Monday, June 4, 2018


Many states are having primary elections, including here in Colorado.  And, of course, midterms will be coming in November.  I am actively participating in the election campaign of Jason Crow for Congress in the 6th District.  I know there are many who feel that their vote won’t count for much or that voting itself is unimportant.  Both of those positions are inaccurate.  Here’s a bit of a history lesson.

George W. Bush won the Presidency in 2000 over Al Gore (who actually had 543,000 more total popular votes) by a disputed 537 Florida votes.  Trump won the Presidency in 2016 by carrying Wisconsin by 22,748 votes, Pennsylvania by 44,292 votes and Michigan by 13,225 votes – a total of around 80,000 votes, and over 90 million eligible voters didn’t vote.  Hillary Clinton had a popular vote margin of nearly 2.9 million votes.  In 1960, John Kennedy won the Presidency by a margin of approximately 100,000 votes.  In 1876, Rutherford B. Hayes won the popular vote by approximately 250,000 votes.  And, of course, more recently, Doug Jones defeated Roy Moore in the Alabama special election to fill Jeff Sessions’ Senate seat by around 20,000 votes, and a Virginia House of Delegates election came down to 1 vote.  There are many instances of elections being won or lost by very small margins, so it is really true that every vote counts.
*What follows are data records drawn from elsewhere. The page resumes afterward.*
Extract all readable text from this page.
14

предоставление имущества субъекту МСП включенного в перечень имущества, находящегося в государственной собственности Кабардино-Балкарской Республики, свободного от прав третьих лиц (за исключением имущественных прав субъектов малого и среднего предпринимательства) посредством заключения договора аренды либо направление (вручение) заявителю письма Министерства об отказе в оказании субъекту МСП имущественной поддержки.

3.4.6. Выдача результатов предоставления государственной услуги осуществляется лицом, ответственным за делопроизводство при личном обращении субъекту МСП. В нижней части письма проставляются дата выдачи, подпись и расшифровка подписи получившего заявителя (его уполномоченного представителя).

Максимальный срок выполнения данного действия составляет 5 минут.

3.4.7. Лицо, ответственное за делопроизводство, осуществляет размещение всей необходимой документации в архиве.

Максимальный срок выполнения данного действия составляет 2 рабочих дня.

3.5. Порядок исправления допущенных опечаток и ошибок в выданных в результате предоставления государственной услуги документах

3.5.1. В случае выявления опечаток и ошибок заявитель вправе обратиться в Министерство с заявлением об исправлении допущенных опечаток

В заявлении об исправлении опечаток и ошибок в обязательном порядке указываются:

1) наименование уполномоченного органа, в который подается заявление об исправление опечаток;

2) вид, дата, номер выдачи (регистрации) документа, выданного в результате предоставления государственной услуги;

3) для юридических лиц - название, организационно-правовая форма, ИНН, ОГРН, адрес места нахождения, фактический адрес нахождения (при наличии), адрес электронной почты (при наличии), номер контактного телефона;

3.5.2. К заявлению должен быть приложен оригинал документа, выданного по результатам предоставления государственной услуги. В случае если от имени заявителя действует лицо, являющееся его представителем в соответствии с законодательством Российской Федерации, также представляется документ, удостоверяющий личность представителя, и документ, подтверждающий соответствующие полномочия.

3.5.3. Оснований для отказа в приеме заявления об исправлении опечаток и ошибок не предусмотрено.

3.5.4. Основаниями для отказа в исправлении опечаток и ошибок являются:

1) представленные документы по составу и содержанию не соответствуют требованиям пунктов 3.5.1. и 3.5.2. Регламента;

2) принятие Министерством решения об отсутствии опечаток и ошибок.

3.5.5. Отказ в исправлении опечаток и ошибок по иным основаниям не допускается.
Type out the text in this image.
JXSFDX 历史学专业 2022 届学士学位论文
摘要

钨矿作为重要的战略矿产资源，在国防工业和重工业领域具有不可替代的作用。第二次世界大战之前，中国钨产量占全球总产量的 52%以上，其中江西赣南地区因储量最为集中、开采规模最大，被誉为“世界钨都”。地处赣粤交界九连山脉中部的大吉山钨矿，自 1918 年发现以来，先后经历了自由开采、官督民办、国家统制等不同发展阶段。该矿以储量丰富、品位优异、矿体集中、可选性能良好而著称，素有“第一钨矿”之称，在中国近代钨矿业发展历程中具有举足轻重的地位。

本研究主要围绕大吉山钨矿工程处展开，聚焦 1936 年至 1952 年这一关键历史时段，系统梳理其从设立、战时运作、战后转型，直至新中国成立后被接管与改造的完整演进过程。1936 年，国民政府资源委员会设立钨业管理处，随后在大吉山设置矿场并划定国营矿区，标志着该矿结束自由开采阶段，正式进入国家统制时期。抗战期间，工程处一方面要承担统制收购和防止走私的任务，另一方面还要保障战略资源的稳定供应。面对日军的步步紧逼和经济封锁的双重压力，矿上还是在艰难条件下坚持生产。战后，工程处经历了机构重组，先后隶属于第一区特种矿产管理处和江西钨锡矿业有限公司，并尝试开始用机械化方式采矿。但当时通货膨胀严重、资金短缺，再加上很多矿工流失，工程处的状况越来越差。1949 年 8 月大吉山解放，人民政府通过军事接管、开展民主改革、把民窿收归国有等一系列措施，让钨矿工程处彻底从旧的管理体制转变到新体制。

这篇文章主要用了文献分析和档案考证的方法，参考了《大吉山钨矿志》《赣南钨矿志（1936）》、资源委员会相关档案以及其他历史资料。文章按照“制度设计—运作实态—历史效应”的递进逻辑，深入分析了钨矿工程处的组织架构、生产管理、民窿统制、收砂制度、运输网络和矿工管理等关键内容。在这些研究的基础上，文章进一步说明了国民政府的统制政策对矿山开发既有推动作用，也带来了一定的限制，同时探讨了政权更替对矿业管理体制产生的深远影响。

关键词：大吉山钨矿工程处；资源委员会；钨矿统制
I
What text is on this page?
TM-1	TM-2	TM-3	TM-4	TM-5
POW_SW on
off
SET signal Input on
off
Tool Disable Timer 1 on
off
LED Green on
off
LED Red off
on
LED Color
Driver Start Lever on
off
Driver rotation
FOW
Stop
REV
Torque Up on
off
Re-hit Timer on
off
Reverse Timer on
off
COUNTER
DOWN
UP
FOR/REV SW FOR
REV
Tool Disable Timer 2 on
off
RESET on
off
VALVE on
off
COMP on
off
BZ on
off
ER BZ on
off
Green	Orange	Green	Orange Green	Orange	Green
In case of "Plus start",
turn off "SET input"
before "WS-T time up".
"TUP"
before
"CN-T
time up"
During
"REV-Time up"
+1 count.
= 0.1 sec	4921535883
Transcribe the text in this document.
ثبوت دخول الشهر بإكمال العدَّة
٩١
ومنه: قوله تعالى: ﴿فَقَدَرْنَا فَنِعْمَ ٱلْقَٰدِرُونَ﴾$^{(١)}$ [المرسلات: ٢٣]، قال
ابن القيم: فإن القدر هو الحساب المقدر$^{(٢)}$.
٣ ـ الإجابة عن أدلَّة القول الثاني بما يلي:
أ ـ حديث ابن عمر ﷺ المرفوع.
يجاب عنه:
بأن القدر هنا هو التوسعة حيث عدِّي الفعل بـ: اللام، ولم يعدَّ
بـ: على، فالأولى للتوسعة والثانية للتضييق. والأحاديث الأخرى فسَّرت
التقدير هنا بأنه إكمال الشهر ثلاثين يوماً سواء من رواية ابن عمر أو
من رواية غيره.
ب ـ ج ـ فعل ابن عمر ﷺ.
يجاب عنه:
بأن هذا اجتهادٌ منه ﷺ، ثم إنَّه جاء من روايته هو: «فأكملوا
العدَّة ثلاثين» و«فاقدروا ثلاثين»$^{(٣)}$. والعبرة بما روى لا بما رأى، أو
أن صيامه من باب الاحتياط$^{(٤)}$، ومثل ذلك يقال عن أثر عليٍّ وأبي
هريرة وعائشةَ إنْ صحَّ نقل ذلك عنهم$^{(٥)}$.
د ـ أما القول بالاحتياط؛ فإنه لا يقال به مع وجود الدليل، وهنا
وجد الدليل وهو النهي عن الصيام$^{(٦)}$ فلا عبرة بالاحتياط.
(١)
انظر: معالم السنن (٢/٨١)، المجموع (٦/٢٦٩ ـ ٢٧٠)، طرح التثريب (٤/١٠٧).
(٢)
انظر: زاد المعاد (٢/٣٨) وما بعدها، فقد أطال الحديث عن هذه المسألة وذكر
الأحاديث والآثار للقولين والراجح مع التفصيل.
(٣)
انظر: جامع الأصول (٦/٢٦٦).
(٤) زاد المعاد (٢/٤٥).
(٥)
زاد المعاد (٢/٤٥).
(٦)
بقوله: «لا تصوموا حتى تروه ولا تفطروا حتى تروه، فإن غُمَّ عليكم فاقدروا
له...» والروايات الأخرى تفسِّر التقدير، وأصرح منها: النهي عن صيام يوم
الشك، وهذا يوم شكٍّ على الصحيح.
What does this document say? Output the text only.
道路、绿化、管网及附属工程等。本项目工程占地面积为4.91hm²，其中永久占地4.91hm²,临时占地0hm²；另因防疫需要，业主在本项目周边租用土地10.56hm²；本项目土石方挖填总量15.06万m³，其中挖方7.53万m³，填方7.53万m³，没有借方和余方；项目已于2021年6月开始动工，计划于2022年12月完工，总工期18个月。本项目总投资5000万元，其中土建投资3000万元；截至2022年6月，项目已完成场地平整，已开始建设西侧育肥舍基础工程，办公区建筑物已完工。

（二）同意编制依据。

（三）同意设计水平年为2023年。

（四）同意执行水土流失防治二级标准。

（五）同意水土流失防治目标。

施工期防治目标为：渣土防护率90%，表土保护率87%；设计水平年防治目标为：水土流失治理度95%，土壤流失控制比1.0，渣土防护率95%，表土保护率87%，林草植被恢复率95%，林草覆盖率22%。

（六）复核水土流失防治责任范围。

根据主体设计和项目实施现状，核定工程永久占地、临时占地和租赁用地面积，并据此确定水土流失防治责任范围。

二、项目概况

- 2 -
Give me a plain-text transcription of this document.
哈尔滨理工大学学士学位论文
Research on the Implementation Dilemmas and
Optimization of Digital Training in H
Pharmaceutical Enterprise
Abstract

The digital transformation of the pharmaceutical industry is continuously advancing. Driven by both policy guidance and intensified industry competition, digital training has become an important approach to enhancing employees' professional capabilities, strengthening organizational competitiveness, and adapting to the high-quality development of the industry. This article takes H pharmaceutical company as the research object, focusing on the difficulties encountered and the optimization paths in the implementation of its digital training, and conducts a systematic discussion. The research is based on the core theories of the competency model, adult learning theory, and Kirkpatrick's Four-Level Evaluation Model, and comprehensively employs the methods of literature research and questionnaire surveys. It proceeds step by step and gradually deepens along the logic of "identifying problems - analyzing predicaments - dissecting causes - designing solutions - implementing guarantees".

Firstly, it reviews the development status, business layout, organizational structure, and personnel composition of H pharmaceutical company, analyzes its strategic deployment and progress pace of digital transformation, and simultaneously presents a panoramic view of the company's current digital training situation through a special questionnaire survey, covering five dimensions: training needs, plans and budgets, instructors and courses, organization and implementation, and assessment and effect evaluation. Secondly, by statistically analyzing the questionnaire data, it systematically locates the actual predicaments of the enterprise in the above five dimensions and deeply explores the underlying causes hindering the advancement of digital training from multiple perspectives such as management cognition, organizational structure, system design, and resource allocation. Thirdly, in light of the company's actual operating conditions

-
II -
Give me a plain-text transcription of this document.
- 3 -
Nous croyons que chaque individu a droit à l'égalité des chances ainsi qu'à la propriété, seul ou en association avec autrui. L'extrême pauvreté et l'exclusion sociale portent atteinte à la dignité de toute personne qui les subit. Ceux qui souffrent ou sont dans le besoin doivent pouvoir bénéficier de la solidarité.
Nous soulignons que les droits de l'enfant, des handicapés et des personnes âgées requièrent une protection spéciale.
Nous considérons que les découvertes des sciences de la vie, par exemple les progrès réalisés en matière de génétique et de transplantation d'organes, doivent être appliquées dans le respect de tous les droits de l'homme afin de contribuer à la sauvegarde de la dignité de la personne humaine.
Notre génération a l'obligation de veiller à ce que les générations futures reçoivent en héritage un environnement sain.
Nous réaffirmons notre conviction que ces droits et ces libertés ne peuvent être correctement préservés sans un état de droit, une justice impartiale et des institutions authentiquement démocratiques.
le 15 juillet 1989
And, voting truly is a privilege.  African American men were unable to vote legally until the 15th Amendment passed in 1870 but were powerless to exercise the right freely until the Civil Rights laws of 1966.  Women did not receive the vote until the 19th Amendment was passed in 1920.  Native Americans were not considered U.S. citizens until 1924 and many states prohibited them from voting until 1957.  Residents of U.S. territories, such as Puerto Rico, are only allowed to vote in primaries, not general elections.

The Nuremberg Laws passed in Germany in 1935 disenfranchised Jews from the right to vote.  Women were not granted the right to vote in Qatar until 2003, in Kuwait until 2005 and in Saudi Arabia until 2015.  Severely restricted racial voting rights were prevalent in the Apartheid years of South Africa.  In fact, South African black women didn’t receive the right to vote until 1994.

Interestingly, 22 nations, with an estimated 744 million people, make voting mandatory.  Should we have this in the United States?  Probably not.  But we should encourage this right and privilege.  If you do not vote, you bear an even greater responsibility for the election’s outcome.